Personnages

Josef Loretan

« J'ai fait quelques esquisses d'aquarelle à la main »
Josef Loretan, né en 1962 à Brigue, est graphiste et sculpteur. Il vit actuellement à Berne, enseigne à la Haute école des arts de Berne et depuis 2016 à la neueschulefürgestaltungbern. De nombreuses œuvres dans l'espace public témoignent de son travail. Josef Loretan est père de trois enfants et travaille dans son atelier aux VIDMARhallen à Köniz.

« En mars 1989, il y a eu un petit concours pour le logo de l’Initiative des Alpes. Les gens du groupe de l’OGUV (groupe du Haut-Valais en faveur de l’environnement) m’avaient demandé si je pouvais concevoir quelque chose. Plus précisément, j’avais reçu une invitation de Reto Gamma du comité d’initiative. Je n’avais que 10 jours devant moi pour une première ébauche. Ma proposition était apparemment la plus convaincante.

La nature et les montagnes, les glaciers et la neige m’ont toujours fasciné et sont présents jusqu’à aujourd’hui dans mon travail artistique. J’ai grandi à Brigue. Avant la fondation de l’Initiative des Alpes, l’OGUV était activement occupé avec le tracé de l’autoroute planifiée au Valais. Il s’agissait de préserver l’environnement menacé. Je me suis engagé en mettant à disposition mes talents pour les causes de la politique environnementale.

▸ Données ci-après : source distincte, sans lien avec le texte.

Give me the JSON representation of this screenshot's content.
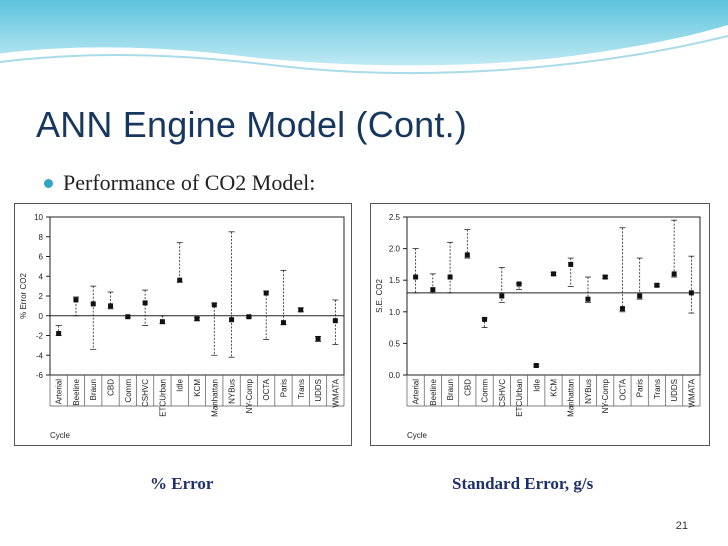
{
  "slide": {
    "title": "ANN Engine Model (Cont.)",
    "bullet": "Performance of CO2 Model:",
    "caption_left": "% Error",
    "caption_right": "Standard Error, g/s",
    "slide_number": "21",
    "accent_color": "#17375e",
    "bullet_color": "#33a3c8",
    "bullet_icon": "circle-bullet"
  },
  "chart_data": [
    {
      "type": "scatter",
      "title": "",
      "ylabel": "% Error CO2",
      "xlabel": "Cycle",
      "ylim": [
        -6,
        10
      ],
      "yticks": [
        10,
        8,
        6,
        4,
        2,
        0,
        -2,
        -4,
        -6
      ],
      "reference_line": 0,
      "categories": [
        "Arterial",
        "Beeline",
        "Braun",
        "CBD",
        "Comm",
        "CSHVC",
        "ETCUrban",
        "Idle",
        "KCM",
        "Manhattan",
        "NYBus",
        "NY-Comp",
        "OCTA",
        "Paris",
        "Trans",
        "UDDS",
        "WMATA"
      ],
      "series": [
        {
          "values": [
            -1.8,
            1.6,
            1.2,
            1.0,
            -0.1,
            1.3,
            -0.6,
            3.6,
            -0.3,
            1.1,
            -0.4,
            -0.1,
            2.3,
            -0.7,
            0.6,
            -2.3,
            -0.5
          ]
        }
      ],
      "error_high": [
        -1.0,
        1.9,
        3.0,
        2.4,
        0.0,
        2.6,
        0.0,
        7.4,
        -0.2,
        1.3,
        8.5,
        0.0,
        2.5,
        4.6,
        0.8,
        -2.1,
        1.6
      ],
      "error_low": [
        -2.0,
        0.0,
        -3.4,
        0.7,
        -0.2,
        -1.0,
        -0.8,
        3.4,
        -0.5,
        -4.0,
        -4.2,
        -0.2,
        -2.4,
        -0.9,
        0.4,
        -2.6,
        -2.9
      ]
    },
    {
      "type": "scatter",
      "title": "",
      "ylabel": "S.E. CO2",
      "xlabel": "Cycle",
      "ylim": [
        0,
        2.5
      ],
      "yticks": [
        "2.5",
        "2.0",
        "1.5",
        "1.0",
        "0.5",
        "0.0"
      ],
      "reference_line": 1.3,
      "categories": [
        "Arterial",
        "Beeline",
        "Braun",
        "CBD",
        "Comm",
        "CSHVC",
        "ETCUrban",
        "Idle",
        "KCM",
        "Manhattan",
        "NYBus",
        "NY-Comp",
        "OCTA",
        "Paris",
        "Trans",
        "UDDS",
        "WMATA"
      ],
      "series": [
        {
          "values": [
            1.55,
            1.35,
            1.55,
            1.9,
            0.88,
            1.25,
            1.44,
            0.15,
            1.6,
            1.75,
            1.2,
            1.55,
            1.05,
            1.25,
            1.42,
            1.6,
            1.3
          ]
        }
      ],
      "error_high": [
        2.0,
        1.6,
        2.1,
        2.3,
        0.9,
        1.7,
        1.45,
        0.17,
        1.62,
        1.85,
        1.55,
        1.57,
        2.33,
        1.85,
        1.44,
        2.45,
        1.88
      ],
      "error_low": [
        1.3,
        1.3,
        1.3,
        1.85,
        0.75,
        1.15,
        1.35,
        0.13,
        1.58,
        1.4,
        1.15,
        1.53,
        1.0,
        1.2,
        1.4,
        1.55,
        0.98
      ]
    }
  ]
}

J’avais fait la connaissance d’Andreas Weissen, qui avait endossé l’idée de l’Initiative des Alpes au Valais, par l’intermédiaire de mon frère aîné. Comme j’ai une formation de graphiste, l’OGUV m’avait déjà demandé des affiches et autres illustrations. J’ai pu ainsi concevoir pas mal de choses, par exemple pour le journal alternatif valaisan « Rote Anneliese ». Pour promouvoir un autre tracé de l’A9, nous sommes allés de village en village dans le Haut-Valais avec un théâtre de rue, un cheval et une roulotte, et avons fait campagne. Au bout du compte, 80 % des propositions de l’OGUV ont été adoptées.

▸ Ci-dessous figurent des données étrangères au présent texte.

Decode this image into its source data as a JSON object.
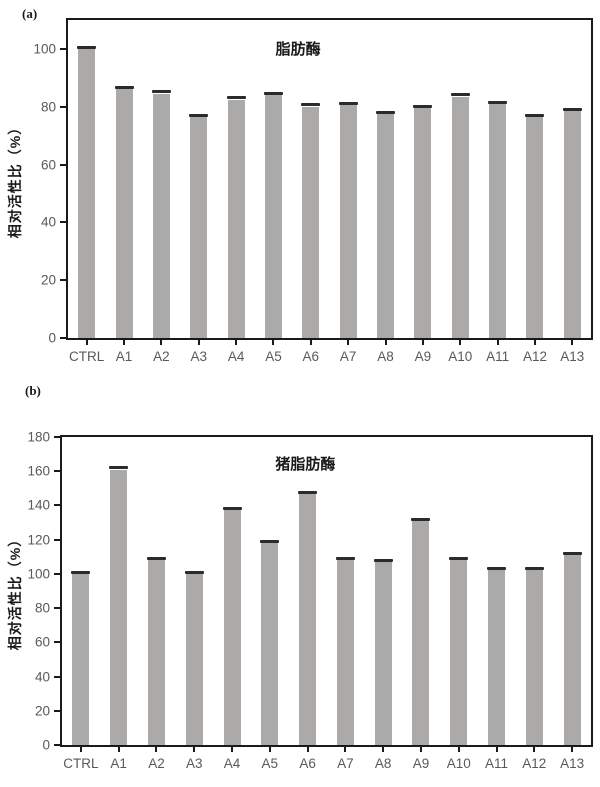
{
  "colors": {
    "bar": "#ACA9A9",
    "error_cap": "#2B2B2B",
    "axis": "#1A1A1A",
    "tick_label": "#595959",
    "title": "#1A1A1A"
  },
  "chart_data": [
    {
      "type": "bar",
      "panel_label": "(a)",
      "title": "脂肪酶",
      "ylabel": "相对活性比（%）",
      "xlabel": "",
      "categories": [
        "CTRL",
        "A1",
        "A2",
        "A3",
        "A4",
        "A5",
        "A6",
        "A7",
        "A8",
        "A9",
        "A10",
        "A11",
        "A12",
        "A13"
      ],
      "values": [
        100,
        86,
        84.5,
        76.5,
        82.5,
        84,
        80,
        80.5,
        77.5,
        79.5,
        83.5,
        81,
        76.5,
        78.5
      ],
      "errors": [
        0.8,
        0.8,
        0.8,
        0.8,
        0.8,
        0.8,
        0.8,
        0.8,
        0.8,
        0.8,
        0.8,
        0.8,
        0.8,
        0.8
      ],
      "yticks": [
        0,
        20,
        40,
        60,
        80,
        100
      ],
      "ylim": [
        0,
        110
      ],
      "grid": false,
      "legend": "none"
    },
    {
      "type": "bar",
      "panel_label": "(b)",
      "title": "猪脂肪酶",
      "ylabel": "相对活性比（%）",
      "xlabel": "",
      "categories": [
        "CTRL",
        "A1",
        "A2",
        "A3",
        "A4",
        "A5",
        "A6",
        "A7",
        "A8",
        "A9",
        "A10",
        "A11",
        "A12",
        "A13"
      ],
      "values": [
        100,
        161,
        108,
        100,
        137.5,
        118,
        146.5,
        108,
        107,
        131,
        108,
        102.5,
        102.5,
        111
      ],
      "errors": [
        1.2,
        1.2,
        1.2,
        1.2,
        1.2,
        1.2,
        1.2,
        1.2,
        1.2,
        1.2,
        1.2,
        1.2,
        1.2,
        1.2
      ],
      "yticks": [
        0,
        20,
        40,
        60,
        80,
        100,
        120,
        140,
        160,
        180
      ],
      "ylim": [
        0,
        180
      ],
      "grid": false,
      "legend": "none"
    }
  ]
}
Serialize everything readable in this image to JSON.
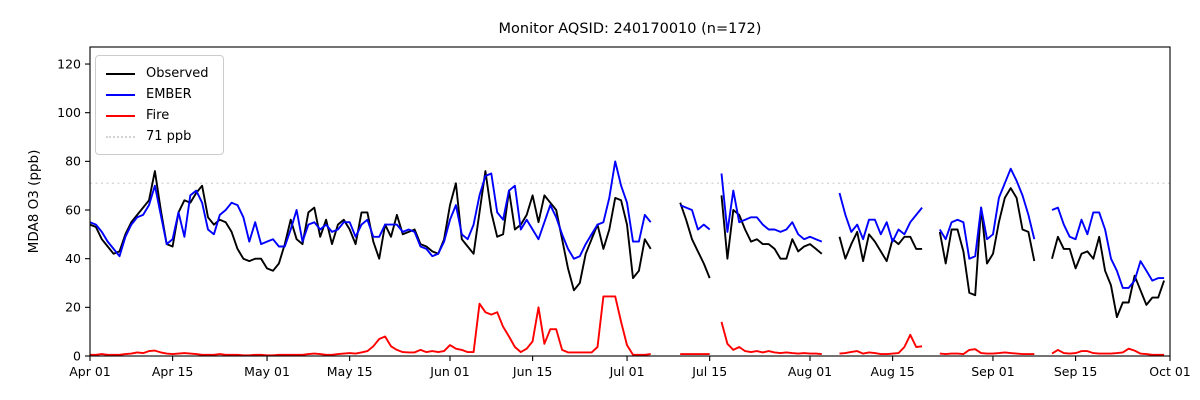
{
  "chart_data": {
    "type": "line",
    "title": "Monitor AQSID: 240170010 (n=172)",
    "ylabel": "MDA8 O3 (ppb)",
    "xlabel": "",
    "grid": false,
    "legend_position": "upper left",
    "ylim": [
      0,
      127
    ],
    "yticks": [
      0,
      20,
      40,
      60,
      80,
      100,
      120
    ],
    "n_days": 183,
    "x_range": [
      "Apr 01",
      "Oct 01"
    ],
    "xtick_labels": [
      "Apr 01",
      "Apr 15",
      "May 01",
      "May 15",
      "Jun 01",
      "Jun 15",
      "Jul 01",
      "Jul 15",
      "Aug 01",
      "Aug 15",
      "Sep 01",
      "Sep 15",
      "Oct 01"
    ],
    "xtick_days": [
      0,
      14,
      30,
      44,
      61,
      75,
      91,
      105,
      122,
      136,
      153,
      167,
      183
    ],
    "threshold": {
      "value": 71,
      "label": "71 ppb",
      "color": "#d3d3d3"
    },
    "series": [
      {
        "name": "Observed",
        "color": "#000000",
        "values": [
          54,
          53,
          48,
          45,
          42,
          43,
          50,
          55,
          58,
          61,
          64,
          76,
          60,
          46,
          45,
          59,
          64,
          63,
          67,
          70,
          57,
          54,
          56,
          55,
          51,
          44,
          40,
          39,
          40,
          40,
          36,
          35,
          38,
          46,
          56,
          48,
          46,
          59,
          61,
          49,
          56,
          46,
          54,
          56,
          52,
          46,
          59,
          59,
          47,
          40,
          54,
          49,
          58,
          50,
          51,
          52,
          46,
          45,
          43,
          42,
          48,
          62,
          71,
          48,
          45,
          42,
          59,
          76,
          59,
          49,
          50,
          68,
          52,
          54,
          58,
          66,
          55,
          66,
          63,
          60,
          48,
          36,
          27,
          30,
          42,
          48,
          54,
          44,
          52,
          65,
          64,
          54,
          32,
          35,
          48,
          44,
          null,
          null,
          null,
          null,
          63,
          56,
          48,
          43,
          38,
          32,
          null,
          66,
          40,
          60,
          58,
          52,
          47,
          48,
          46,
          46,
          44,
          40,
          40,
          48,
          43,
          45,
          46,
          44,
          42,
          null,
          null,
          49,
          40,
          46,
          51,
          39,
          50,
          47,
          43,
          39,
          48,
          46,
          49,
          49,
          44,
          44,
          null,
          null,
          51,
          38,
          52,
          52,
          43,
          26,
          25,
          61,
          38,
          42,
          55,
          65,
          69,
          65,
          52,
          51,
          39,
          null,
          null,
          40,
          49,
          44,
          44,
          36,
          42,
          43,
          40,
          49,
          35,
          29,
          16,
          22,
          22,
          33,
          27,
          21,
          24,
          24,
          31
        ]
      },
      {
        "name": "EMBER",
        "color": "#0000ff",
        "values": [
          55,
          54,
          51,
          47,
          44,
          41,
          49,
          54,
          57,
          58,
          62,
          70,
          58,
          46,
          48,
          59,
          49,
          66,
          68,
          63,
          52,
          50,
          58,
          60,
          63,
          62,
          57,
          47,
          55,
          46,
          47,
          48,
          45,
          45,
          52,
          60,
          47,
          54,
          55,
          52,
          54,
          51,
          52,
          55,
          55,
          49,
          54,
          56,
          49,
          49,
          54,
          54,
          54,
          51,
          52,
          51,
          45,
          44,
          41,
          42,
          47,
          56,
          62,
          50,
          48,
          54,
          66,
          74,
          75,
          59,
          56,
          68,
          70,
          52,
          56,
          52,
          48,
          55,
          62,
          57,
          50,
          44,
          40,
          41,
          46,
          50,
          54,
          55,
          65,
          80,
          70,
          63,
          47,
          47,
          58,
          55,
          null,
          null,
          null,
          null,
          62,
          61,
          60,
          52,
          54,
          52,
          null,
          75,
          51,
          68,
          55,
          56,
          57,
          57,
          54,
          52,
          52,
          51,
          52,
          55,
          50,
          48,
          49,
          48,
          47,
          null,
          null,
          67,
          58,
          51,
          54,
          48,
          56,
          56,
          50,
          55,
          47,
          52,
          50,
          55,
          58,
          61,
          null,
          null,
          52,
          48,
          55,
          56,
          55,
          40,
          41,
          61,
          48,
          50,
          65,
          71,
          77,
          72,
          66,
          58,
          48,
          null,
          null,
          60,
          61,
          54,
          49,
          48,
          56,
          50,
          59,
          59,
          52,
          40,
          35,
          28,
          28,
          31,
          39,
          35,
          31,
          32,
          32
        ]
      },
      {
        "name": "Fire",
        "color": "#ff0000",
        "values": [
          0.5,
          0.5,
          0.8,
          0.5,
          0.5,
          0.5,
          0.8,
          1,
          1.5,
          1.2,
          2,
          2.2,
          1.5,
          1,
          0.8,
          1,
          1.2,
          1,
          0.8,
          0.5,
          0.5,
          0.5,
          0.8,
          0.5,
          0.5,
          0.5,
          0.3,
          0.3,
          0.5,
          0.5,
          0.3,
          0.3,
          0.5,
          0.5,
          0.5,
          0.5,
          0.5,
          0.8,
          1,
          0.8,
          0.5,
          0.5,
          0.8,
          1,
          1.2,
          1,
          1.5,
          2,
          4,
          7,
          8,
          4,
          2.5,
          1.6,
          1.5,
          1.5,
          2.5,
          1.6,
          2,
          1.6,
          2,
          4.5,
          3,
          2.5,
          1.6,
          1.6,
          21.5,
          18,
          17,
          18,
          12,
          8,
          3.7,
          1.6,
          3,
          6,
          20,
          5,
          11,
          11,
          2.5,
          1.5,
          1.5,
          1.5,
          1.5,
          1.5,
          3.7,
          24.5,
          24.5,
          24.5,
          14,
          4.5,
          0.5,
          0.5,
          0.5,
          0.8,
          null,
          null,
          null,
          null,
          0.8,
          0.8,
          0.8,
          0.8,
          0.8,
          0.8,
          null,
          14,
          5,
          2.5,
          3.7,
          2,
          1.6,
          2,
          1.5,
          2,
          1.5,
          1.2,
          1.5,
          1.2,
          1,
          1.2,
          1,
          1,
          0.8,
          null,
          null,
          1,
          1.2,
          1.7,
          2,
          1,
          1.5,
          1.2,
          0.8,
          0.8,
          1,
          1.2,
          3.7,
          8.7,
          3.7,
          4,
          null,
          null,
          1,
          0.8,
          1,
          1,
          0.8,
          2.5,
          2.8,
          1.2,
          1,
          1,
          1.2,
          1.5,
          1.2,
          1,
          0.8,
          0.8,
          0.8,
          null,
          null,
          1,
          2.5,
          1.2,
          1,
          1.2,
          2,
          2,
          1.2,
          1,
          1,
          1,
          1.2,
          1.5,
          3,
          2.2,
          1,
          0.8,
          0.5,
          0.5,
          0.5
        ]
      }
    ]
  }
}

Après mon apprentissage de graphiste à Brigue, j’ai travaillé pour un tailleur de pierre à Emmen. J’ai ensuite étudié le design et les arts plastiques à la Haute école spécialisée de Lucerne et pendant trois ans à l’Académie des Beaux-Arts de Francfort. J’ai participé au lancement de l’initiative des Alpes dans les gorges de Schöllenen. Le spectacle était réjouissant, en tant qu’artiste, j’aime bien quand ça bouge. Nous vivions ce moment à fond avec passion et idéalisme. J’étais responsable des pétards et des corps fumigènes que nous utilisions lors du cortège avec les camions peints et le diable dansant. Nous savions que les médias avaient besoin de bien plus qu’un message sec pour qu’elles communiquent nos revendications de manière efficace.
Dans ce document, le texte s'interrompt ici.